As reported in a Breaking News bulletin last week, QBE will take an impairment charge of about $US700 million ($875 million) on the carrying value of North American goodwill, reflecting an increase in the long-term combined operating ratio assumptions for the region in its updated business plans.
A cut in the US corporate tax rate to 21% has led to a $US230 million ($288 million) writedown on the carrying value of deferred tax assets.
The insurer expects to report an overall combined operating ratio of about 104% at its annual results on February 26, compared with a target range of 100-102% forecast in October.
“This has been a challenging year for QBE, reflecting an unprecedented cost of catastrophes as well as the particularly disappointing deterioration in our emerging markets business,” Mr Regan said.

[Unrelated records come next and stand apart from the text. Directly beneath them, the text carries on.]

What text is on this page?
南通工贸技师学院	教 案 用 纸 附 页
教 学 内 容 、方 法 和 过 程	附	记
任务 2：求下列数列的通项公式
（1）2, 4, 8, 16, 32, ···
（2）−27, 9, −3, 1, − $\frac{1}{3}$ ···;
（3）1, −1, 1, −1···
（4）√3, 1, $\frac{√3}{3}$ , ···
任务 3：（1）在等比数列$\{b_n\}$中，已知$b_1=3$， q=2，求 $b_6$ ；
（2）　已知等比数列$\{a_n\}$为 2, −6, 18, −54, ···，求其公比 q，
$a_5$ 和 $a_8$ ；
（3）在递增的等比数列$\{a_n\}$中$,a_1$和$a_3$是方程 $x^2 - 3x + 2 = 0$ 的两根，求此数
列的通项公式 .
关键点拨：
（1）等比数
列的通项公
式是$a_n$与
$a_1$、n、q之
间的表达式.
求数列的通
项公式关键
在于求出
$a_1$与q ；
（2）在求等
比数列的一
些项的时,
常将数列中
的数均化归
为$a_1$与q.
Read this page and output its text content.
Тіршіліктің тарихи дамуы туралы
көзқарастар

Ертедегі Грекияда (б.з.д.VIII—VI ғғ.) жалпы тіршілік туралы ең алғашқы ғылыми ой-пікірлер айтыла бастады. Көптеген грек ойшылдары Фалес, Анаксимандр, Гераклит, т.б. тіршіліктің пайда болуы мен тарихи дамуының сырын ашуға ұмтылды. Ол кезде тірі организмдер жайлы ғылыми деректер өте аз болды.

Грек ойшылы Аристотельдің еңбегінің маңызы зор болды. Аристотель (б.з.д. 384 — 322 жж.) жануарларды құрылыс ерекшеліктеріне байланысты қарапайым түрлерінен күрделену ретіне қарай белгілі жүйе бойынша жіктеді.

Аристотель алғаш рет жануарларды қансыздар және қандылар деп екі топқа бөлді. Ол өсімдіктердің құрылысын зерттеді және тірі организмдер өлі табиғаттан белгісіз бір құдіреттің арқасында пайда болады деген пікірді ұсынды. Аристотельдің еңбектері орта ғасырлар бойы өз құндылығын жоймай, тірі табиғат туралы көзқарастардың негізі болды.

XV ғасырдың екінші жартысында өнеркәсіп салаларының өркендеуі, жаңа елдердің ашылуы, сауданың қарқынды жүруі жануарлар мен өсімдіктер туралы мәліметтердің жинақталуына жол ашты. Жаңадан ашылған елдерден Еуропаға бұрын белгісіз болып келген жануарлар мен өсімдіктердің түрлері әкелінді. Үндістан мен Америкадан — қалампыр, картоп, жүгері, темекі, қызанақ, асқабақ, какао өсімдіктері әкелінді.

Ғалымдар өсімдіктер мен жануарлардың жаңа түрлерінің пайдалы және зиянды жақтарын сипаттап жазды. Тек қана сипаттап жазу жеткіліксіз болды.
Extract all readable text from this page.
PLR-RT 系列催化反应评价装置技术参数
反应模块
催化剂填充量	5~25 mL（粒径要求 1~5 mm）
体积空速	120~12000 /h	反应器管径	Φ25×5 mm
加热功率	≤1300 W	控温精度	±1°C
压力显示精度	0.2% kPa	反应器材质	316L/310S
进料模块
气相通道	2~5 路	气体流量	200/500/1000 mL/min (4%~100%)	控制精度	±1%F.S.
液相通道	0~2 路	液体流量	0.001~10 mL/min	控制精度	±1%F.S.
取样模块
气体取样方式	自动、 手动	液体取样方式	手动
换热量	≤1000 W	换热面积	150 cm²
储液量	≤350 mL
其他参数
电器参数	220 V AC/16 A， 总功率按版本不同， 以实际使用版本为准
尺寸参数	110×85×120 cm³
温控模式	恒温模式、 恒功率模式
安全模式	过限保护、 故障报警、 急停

Fourth-quarter events including Californian wildfires, storms last month in Australia and further impacts from Hurricane Maria added about $US130 million ($163 million) to the net cost of catastrophes.
After a detailed review of year-end claims reserves, QBE has strengthened provisions by about $US110 million ($138 million), mainly in North America and Asia-Pacific, also contributing to the combined operating ratio’s deterioration.
Mr Regan, who officially took over from John Neal this month after being named CEO in September, says he has been reviewing the group’s operations over the past few months.
Morningstar analysts say a sale of the Latin American operations is likely, while upside is expected from restructuring, stronger global economic conditions, pricing and higher long-term interest rates.
“Following the latest setback, it will be another 12 months to gain confidence that the firm can deliver consistent and good-quality earnings,” analyst David Ellis writes in a research note.
QBE has forecast a target combined operating ratio of 95-97.5% for this year and a target net investment return of about 2.5-3%.
Morgan Stanley analysts say the guidance is conservative and positions QBE to meet expectations.